JAKARTA, BALIPOST.com – Komisi Pemilihan Umum disarankan meminta fatwa Mahkamah Agung terkait putusan Pengadilan Tata Usaha Negara Jakarta mengenai pencoretan Irman Gusman dari daftar calon tetap DPD RI pada Pemilu 2024.
“Saya sudah bertanya pada ketua KPU, jika tidak melaksanakan putusan PTUN yang sudah dan berkekuatan hukum mengikat (inkrah), apakah itu masuk pembangkangan atau tidak?

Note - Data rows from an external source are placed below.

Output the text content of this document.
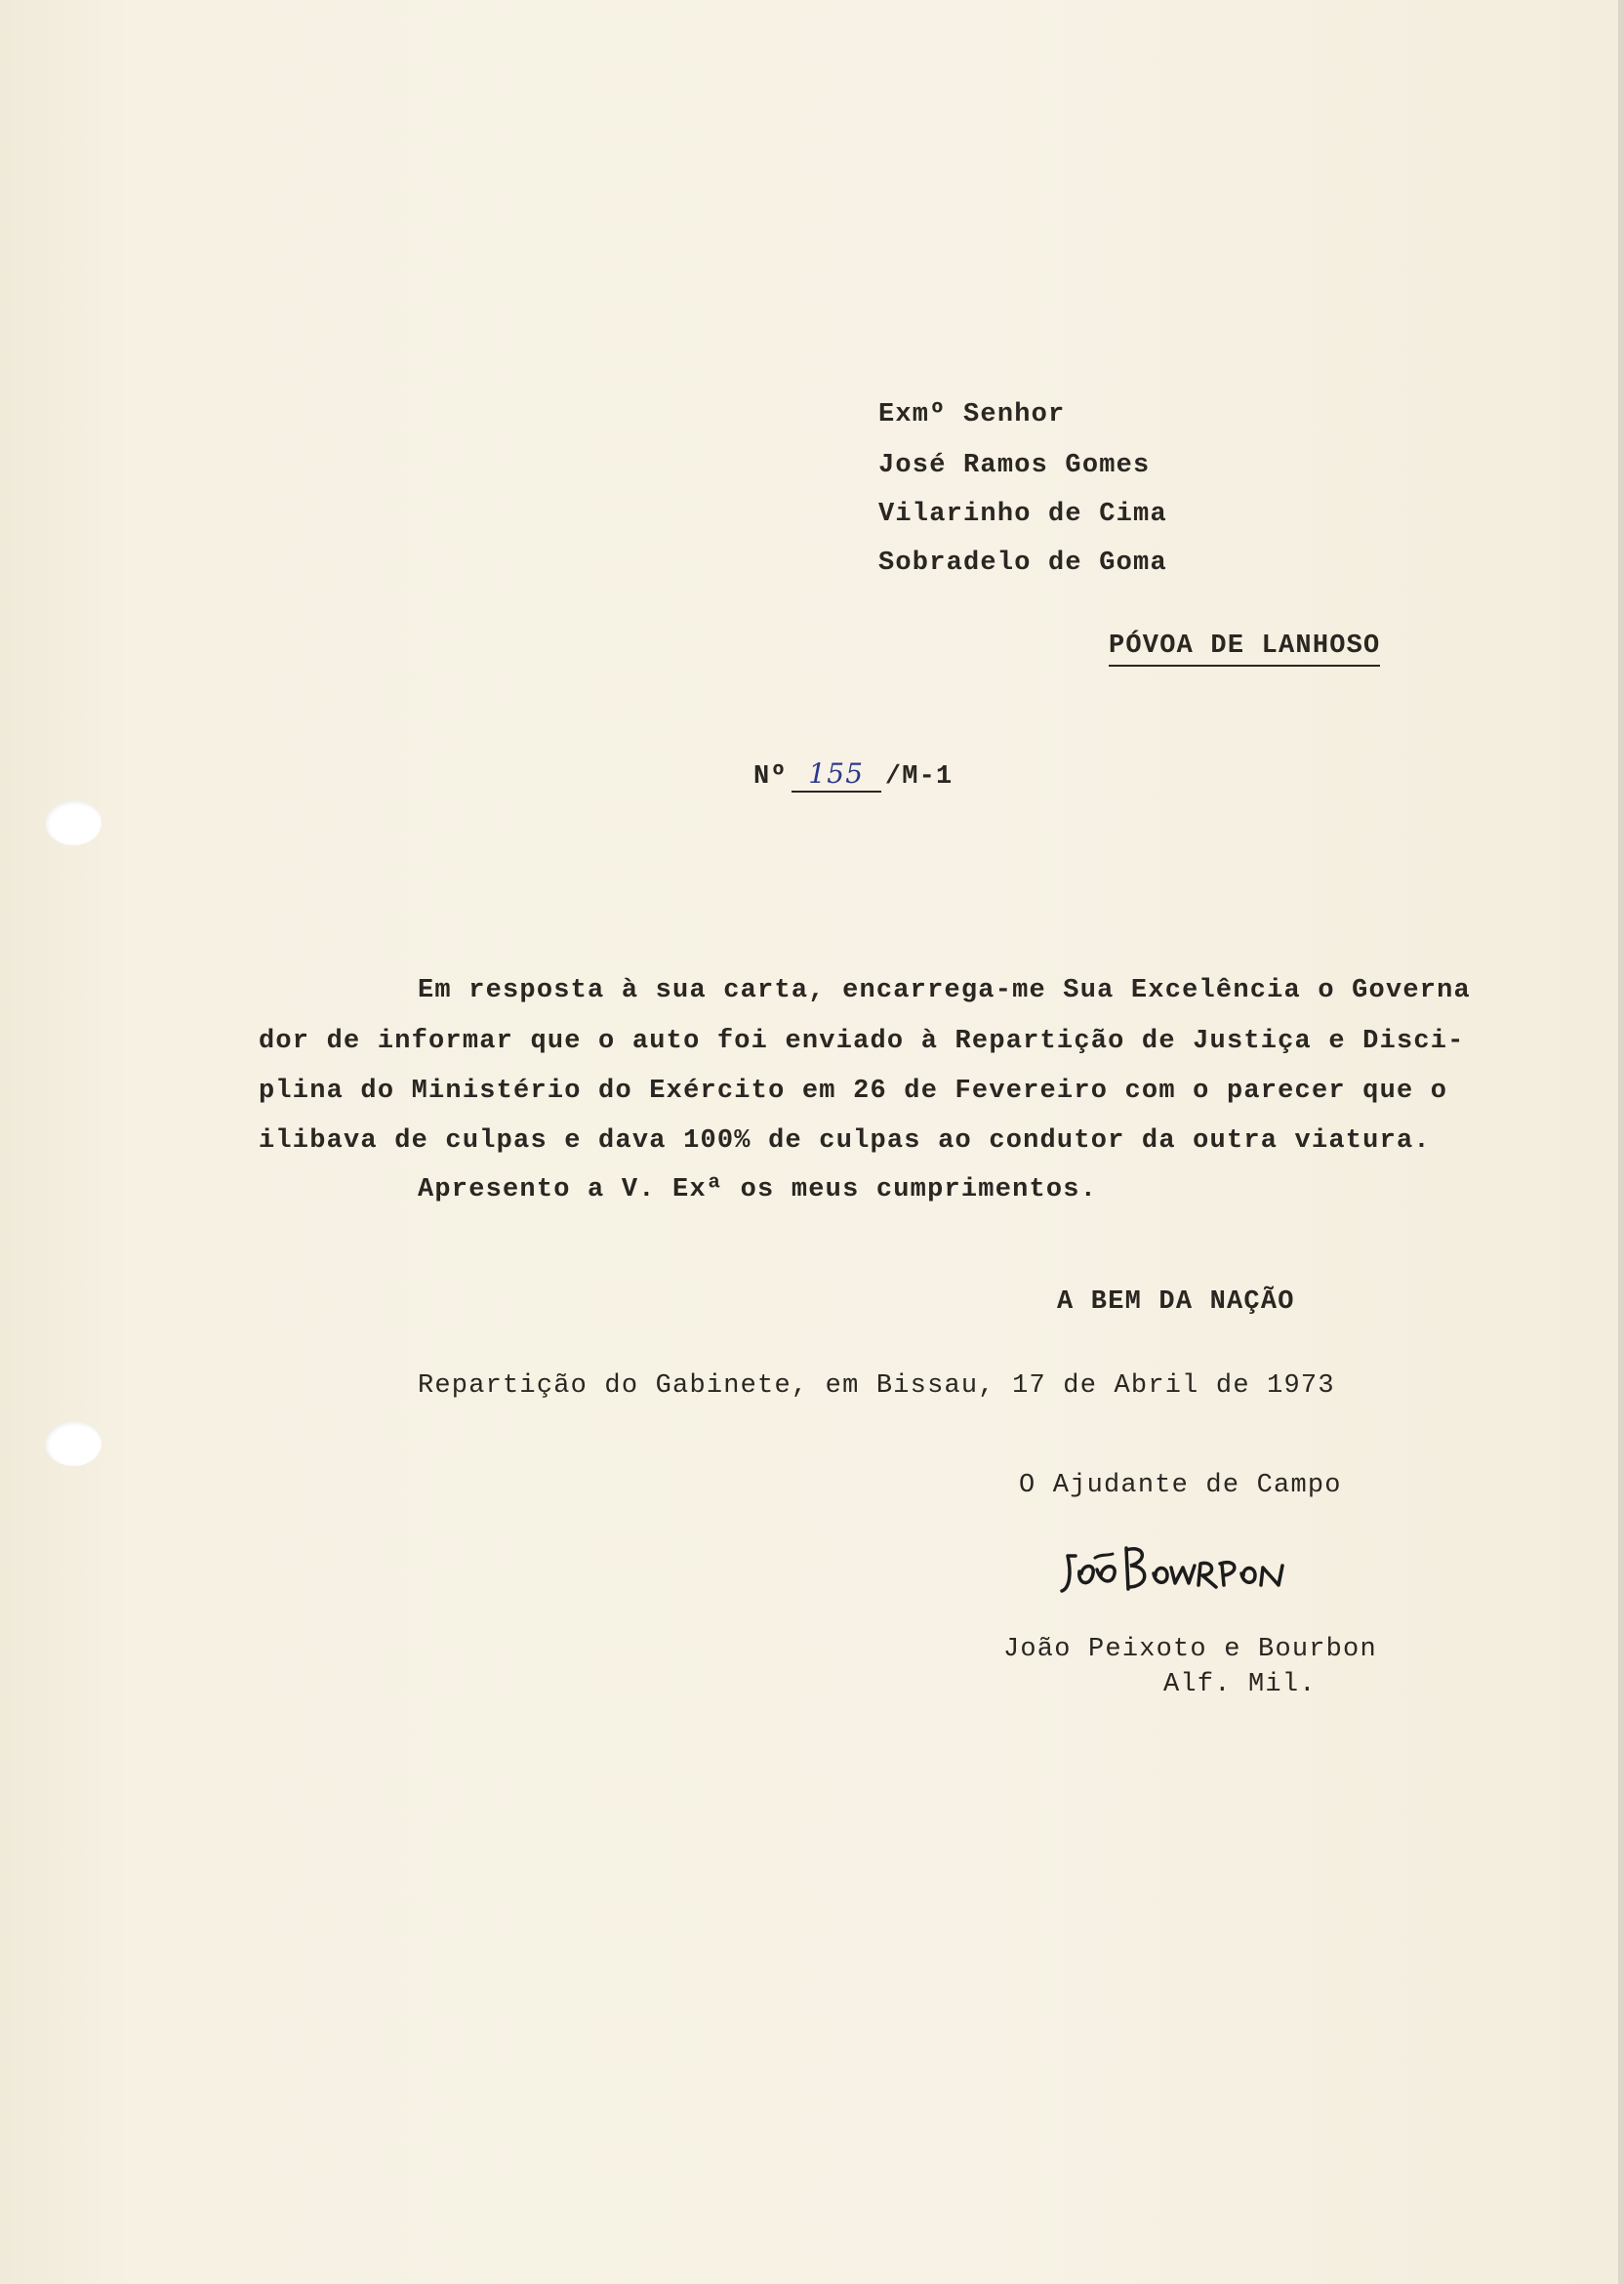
Exmº Senhor
José Ramos Gomes
Vilarinho de Cima
Sobradelo de Goma
PÓVOA DE LANHOSO
Nº 155 /M-1
Em resposta à sua carta, encarrega-me Sua Excelência o Governa
dor de informar que o auto foi enviado à Repartição de Justiça e Disci-
plina do Ministério do Exército em 26 de Fevereiro com o parecer que o
ilibava de culpas e dava 100% de culpas ao condutor da outra viatura.
Apresento a V. Exª os meus cumprimentos.
A BEM DA NAÇÃO
Repartição do Gabinete, em Bissau, 17 de Abril de 1973
O Ajudante de Campo
João Peixoto e Bourbon
Alf. Mil.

Semua pengadilan sama dan tidak boleh tafsir juga,” kata Wakil Ketua Komisi II DPR RI Junimart Girsang dalam keterangannya di Jakarta, dikutip dari kantor berita Antara, Jumat (19/1).

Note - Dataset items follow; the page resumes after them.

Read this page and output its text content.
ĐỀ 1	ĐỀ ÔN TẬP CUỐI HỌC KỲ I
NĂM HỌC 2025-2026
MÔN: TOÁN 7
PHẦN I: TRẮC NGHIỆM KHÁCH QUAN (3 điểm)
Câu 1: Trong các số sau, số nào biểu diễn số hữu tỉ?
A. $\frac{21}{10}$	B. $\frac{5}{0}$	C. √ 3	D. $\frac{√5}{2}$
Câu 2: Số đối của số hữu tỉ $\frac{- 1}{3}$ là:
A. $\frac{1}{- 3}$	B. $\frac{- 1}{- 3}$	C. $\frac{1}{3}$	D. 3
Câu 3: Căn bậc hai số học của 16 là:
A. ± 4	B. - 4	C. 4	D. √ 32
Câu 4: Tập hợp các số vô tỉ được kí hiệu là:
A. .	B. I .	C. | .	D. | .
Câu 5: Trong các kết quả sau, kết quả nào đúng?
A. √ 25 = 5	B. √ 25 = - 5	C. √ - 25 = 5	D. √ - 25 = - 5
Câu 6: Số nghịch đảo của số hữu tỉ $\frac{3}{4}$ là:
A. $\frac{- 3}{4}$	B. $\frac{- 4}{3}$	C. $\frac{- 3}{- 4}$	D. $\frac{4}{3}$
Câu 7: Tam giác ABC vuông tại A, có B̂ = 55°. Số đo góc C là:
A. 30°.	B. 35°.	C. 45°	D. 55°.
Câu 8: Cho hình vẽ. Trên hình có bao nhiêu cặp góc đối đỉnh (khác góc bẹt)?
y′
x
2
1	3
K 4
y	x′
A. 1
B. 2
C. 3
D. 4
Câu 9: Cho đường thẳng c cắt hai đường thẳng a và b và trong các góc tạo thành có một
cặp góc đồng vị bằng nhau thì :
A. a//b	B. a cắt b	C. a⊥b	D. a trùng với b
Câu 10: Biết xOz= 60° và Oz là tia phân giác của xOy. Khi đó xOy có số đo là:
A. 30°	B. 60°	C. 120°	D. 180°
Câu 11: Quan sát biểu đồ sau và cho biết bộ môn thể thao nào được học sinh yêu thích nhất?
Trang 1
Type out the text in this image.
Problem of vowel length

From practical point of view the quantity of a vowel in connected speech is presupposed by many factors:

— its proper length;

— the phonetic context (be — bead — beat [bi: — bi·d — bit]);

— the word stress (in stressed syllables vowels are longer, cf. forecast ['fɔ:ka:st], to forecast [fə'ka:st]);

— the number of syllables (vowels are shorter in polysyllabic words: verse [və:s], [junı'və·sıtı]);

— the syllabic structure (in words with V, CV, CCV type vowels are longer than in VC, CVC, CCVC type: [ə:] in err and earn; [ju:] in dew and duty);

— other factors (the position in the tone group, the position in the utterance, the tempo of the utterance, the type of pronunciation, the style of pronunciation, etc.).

Hal itu juga disampaikan Junimart pada rapat dengar pendapat dengan Ketua KPU RI Hasyim Asy’ari di Kompleks Parlemen, Senayan, Jakarta.
Menurut Junimart, alasan KPU yang tidak menjalankan putusan PTUN Jakarta karena dianggap bertentangan dengan putusan MK Nomor 12/PUU-XXI/2023.
Junimart mengatakan, KPU sebaiknya meminta fatwa MA mengenai putusan PTUN sehingga nantinya KPU tidak disalahkan, tidak digugat, tidak diminta ganti rugi, bahkan dipidanakan. “Karena itu masalah hak seseorang,” tambahnya.
Dijelaskan juga kasus Irman Gusman berbeda dengan kasus Oesman Sapta sehingga tidak bisa dijadikan contoh untuk menjadi dasar alasan KPU tidak menjalankan putusan PTUN Jakarta.
“Apalagi ini PTUN sudah mengeluarkan perintah eksekusi putusan, tetapi KPU konon tidak mau menjalankan,” kata Junimart menegaskan.
Sementara itu, mantan Hakim Mahkamah Konstitusi Maruarar Siahaan mengatakan jika KPU ragu-ragu atas sebuah keputusan hukum itu mengikat atau tidak, lembaga itu bisa meminta fatwa dari MA. “Apakah putusan PTUN itu mengikat KPU juga untuk melaksanakannya. Itu saran yang bagus dari Pak Junimart,” kata Maruarar.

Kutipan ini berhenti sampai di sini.